Jean Daumont 06/11/2011 16:51



 Bien d'accord avec vous sur la relativité des sondages ...et vous n'ignorez pas la versatilité des français !...



Jacques 06/11/2011 12:37



 


« Déjà, un sondage paru dans le journal  Le Figaro du 31 Octobre 2011 révèle qu'il aurait convaincu
une majorité de Français...« 


 


En même temps qu'un autre sondage disait l'inverse : Pour TNS Sofres, 56%… des Français ne l’ont pas été !


 


jf.



Loubomyr 01/11/2011 12:39



Oui, il y a bien une crise .... mais cela fait trente ans qu'elle dure !!!! C'est en fait la crise de l'impossible cohérance entre la vie économique et la vie politique; Ces deux paramètres ont
bien sûr une influence sur notre vie privée personnelle, Mais le problème, c'est qu'ils ne vont pas à la même vitesse. Alors depuis trente ans nos politiciens (qui sont loin de se comporter en
tant qu'hommes politiques) financent leurs promesses électoralistes soit avec l'inflation, soit avec l'endettement en nous disant "Dormez braves gens, on s'occupe de tout, profitez de la vie, les
problèmes, c'est pour plus tard et puis de toutes façons la Croissance et le Progrès nous apporteront les solutions". Voilà la berceuse des illusions qu'on nous a serriné à droite comme à gauche,
avec parfois des fulgurances civilisationnelles comme au début de l'ère Mitterand mais avec un singulier manque de vision et d'ambition depuis.

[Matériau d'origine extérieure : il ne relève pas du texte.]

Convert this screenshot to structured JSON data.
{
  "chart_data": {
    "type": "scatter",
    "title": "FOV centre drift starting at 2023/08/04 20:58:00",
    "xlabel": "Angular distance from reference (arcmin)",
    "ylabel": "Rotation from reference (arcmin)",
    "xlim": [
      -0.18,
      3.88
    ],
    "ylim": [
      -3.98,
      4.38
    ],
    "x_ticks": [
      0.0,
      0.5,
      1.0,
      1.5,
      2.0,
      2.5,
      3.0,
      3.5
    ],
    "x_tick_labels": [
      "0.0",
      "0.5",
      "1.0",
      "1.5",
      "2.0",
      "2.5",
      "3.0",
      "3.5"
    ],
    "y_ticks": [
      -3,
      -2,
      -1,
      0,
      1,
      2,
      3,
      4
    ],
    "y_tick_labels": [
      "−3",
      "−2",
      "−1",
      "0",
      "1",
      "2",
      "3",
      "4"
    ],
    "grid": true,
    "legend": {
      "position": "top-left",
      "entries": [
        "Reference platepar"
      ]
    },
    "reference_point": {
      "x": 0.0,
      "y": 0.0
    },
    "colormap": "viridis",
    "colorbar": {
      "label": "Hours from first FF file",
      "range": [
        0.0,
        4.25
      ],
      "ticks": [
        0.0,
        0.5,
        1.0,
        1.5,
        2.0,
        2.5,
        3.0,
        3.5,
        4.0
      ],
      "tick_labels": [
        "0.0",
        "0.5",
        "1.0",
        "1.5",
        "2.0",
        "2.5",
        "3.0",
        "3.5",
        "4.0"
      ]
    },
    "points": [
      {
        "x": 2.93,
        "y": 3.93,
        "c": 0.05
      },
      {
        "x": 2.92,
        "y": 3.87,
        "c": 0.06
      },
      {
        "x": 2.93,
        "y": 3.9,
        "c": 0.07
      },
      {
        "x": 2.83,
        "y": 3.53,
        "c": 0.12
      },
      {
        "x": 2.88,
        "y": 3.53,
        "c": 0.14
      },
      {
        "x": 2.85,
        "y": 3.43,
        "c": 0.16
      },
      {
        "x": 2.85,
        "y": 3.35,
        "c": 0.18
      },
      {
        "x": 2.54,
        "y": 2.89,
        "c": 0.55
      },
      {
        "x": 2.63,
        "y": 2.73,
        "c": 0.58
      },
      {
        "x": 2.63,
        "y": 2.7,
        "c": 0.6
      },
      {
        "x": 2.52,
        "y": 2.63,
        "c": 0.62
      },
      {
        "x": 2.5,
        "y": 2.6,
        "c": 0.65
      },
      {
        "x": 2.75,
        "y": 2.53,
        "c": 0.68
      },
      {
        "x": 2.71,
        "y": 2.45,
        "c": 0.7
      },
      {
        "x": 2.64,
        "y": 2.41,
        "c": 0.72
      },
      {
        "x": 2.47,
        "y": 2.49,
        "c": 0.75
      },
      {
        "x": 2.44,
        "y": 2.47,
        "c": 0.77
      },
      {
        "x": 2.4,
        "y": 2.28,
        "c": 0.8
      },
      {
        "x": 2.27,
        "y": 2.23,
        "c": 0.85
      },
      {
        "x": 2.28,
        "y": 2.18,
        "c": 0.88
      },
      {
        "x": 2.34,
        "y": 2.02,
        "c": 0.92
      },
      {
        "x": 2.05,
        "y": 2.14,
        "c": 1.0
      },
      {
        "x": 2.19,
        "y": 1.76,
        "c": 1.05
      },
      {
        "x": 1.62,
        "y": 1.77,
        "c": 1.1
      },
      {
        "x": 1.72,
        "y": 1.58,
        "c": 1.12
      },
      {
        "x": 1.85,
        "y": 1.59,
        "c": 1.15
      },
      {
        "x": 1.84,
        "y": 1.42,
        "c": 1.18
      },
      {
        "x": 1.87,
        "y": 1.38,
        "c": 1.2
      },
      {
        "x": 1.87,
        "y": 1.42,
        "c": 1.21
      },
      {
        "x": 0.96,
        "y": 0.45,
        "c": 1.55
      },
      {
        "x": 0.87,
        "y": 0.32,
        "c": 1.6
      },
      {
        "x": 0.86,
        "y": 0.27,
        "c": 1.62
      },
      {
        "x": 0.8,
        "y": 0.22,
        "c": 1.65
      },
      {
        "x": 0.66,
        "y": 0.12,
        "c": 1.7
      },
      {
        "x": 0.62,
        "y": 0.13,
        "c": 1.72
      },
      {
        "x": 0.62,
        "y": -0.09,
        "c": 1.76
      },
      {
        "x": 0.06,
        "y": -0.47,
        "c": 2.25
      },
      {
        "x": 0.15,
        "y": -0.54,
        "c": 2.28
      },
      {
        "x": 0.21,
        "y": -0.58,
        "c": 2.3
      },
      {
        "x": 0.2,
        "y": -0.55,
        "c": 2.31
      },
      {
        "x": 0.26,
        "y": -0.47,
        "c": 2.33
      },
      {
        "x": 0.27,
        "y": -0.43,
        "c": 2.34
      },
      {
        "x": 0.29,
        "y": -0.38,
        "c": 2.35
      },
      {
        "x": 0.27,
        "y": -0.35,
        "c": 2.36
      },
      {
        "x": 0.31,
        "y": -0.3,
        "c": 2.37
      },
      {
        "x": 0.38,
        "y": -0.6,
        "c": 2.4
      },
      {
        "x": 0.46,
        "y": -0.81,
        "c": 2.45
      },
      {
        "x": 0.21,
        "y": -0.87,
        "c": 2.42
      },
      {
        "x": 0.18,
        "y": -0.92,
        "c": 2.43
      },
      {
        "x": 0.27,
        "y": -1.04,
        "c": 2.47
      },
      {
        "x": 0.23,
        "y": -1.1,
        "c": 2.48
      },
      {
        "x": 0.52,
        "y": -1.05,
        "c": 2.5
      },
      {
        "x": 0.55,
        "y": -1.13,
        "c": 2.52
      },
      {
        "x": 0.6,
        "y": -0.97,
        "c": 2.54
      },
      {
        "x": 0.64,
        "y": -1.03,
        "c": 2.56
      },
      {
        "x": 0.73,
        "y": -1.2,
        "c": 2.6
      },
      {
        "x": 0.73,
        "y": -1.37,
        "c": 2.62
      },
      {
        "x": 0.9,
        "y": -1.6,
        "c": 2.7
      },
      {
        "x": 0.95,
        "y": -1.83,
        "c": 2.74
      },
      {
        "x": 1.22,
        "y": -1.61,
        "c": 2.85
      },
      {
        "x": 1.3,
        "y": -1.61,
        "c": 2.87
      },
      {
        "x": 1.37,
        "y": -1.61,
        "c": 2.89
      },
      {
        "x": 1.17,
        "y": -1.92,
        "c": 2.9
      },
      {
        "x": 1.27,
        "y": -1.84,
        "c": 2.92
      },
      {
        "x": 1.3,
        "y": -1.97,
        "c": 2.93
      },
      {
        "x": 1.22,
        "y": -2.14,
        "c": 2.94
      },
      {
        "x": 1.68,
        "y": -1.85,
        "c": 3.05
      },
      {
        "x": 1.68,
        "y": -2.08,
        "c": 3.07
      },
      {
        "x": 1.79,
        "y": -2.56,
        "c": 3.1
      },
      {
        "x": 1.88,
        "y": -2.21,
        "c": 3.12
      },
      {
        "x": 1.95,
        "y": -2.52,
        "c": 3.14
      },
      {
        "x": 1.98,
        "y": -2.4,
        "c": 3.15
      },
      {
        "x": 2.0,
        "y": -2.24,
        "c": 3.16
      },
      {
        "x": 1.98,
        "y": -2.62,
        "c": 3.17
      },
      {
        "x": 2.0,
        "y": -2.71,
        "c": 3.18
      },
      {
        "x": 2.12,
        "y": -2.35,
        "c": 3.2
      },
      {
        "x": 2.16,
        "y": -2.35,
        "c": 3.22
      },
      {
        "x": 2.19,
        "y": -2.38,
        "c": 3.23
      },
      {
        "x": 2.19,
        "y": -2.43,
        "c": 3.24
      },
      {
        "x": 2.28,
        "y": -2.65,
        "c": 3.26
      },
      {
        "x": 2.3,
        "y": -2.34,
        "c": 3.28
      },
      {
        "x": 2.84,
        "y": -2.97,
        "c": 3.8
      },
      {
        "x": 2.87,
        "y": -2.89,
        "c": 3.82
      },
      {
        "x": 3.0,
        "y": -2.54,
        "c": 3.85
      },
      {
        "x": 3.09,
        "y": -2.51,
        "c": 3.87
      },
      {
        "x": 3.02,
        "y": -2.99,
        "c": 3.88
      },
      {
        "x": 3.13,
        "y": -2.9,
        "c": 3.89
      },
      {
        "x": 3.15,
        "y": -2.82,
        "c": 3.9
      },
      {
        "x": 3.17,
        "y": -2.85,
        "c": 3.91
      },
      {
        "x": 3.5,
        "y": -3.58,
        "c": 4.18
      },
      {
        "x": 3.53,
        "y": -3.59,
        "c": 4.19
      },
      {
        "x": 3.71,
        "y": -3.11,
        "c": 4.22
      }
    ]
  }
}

Alors, à force de vivre à crédit, il faut bien
payer, à un moment à un autre, les échéances : intérèt et capital et là cela fait mal, très mal. La solution? C'est une vraie intégration des politiques européennes, c'est de faire une vraie
Europe des Peuples, c'est que nos dirigeants se comportent enfin en Churchill, c'est qu'ils cherchent enfin à agir pour le bien commun et non pas pour les intérets bien compris de quelques uns en
visant la pérénité du fauteuil et des pantoufles au sein des palais de nos républiques.


La loi de Pareto  (loi des 80/20) ne s'applique pas qu'aux entreprises, elle s'applique aussi aux peuples et quand la cheville bascule, quand la minorité dominante change, ce n'est jamais
agréable pour tous ceux qui passent de cette minortité à la majorité qui subit : voilà où nous en sommes !!!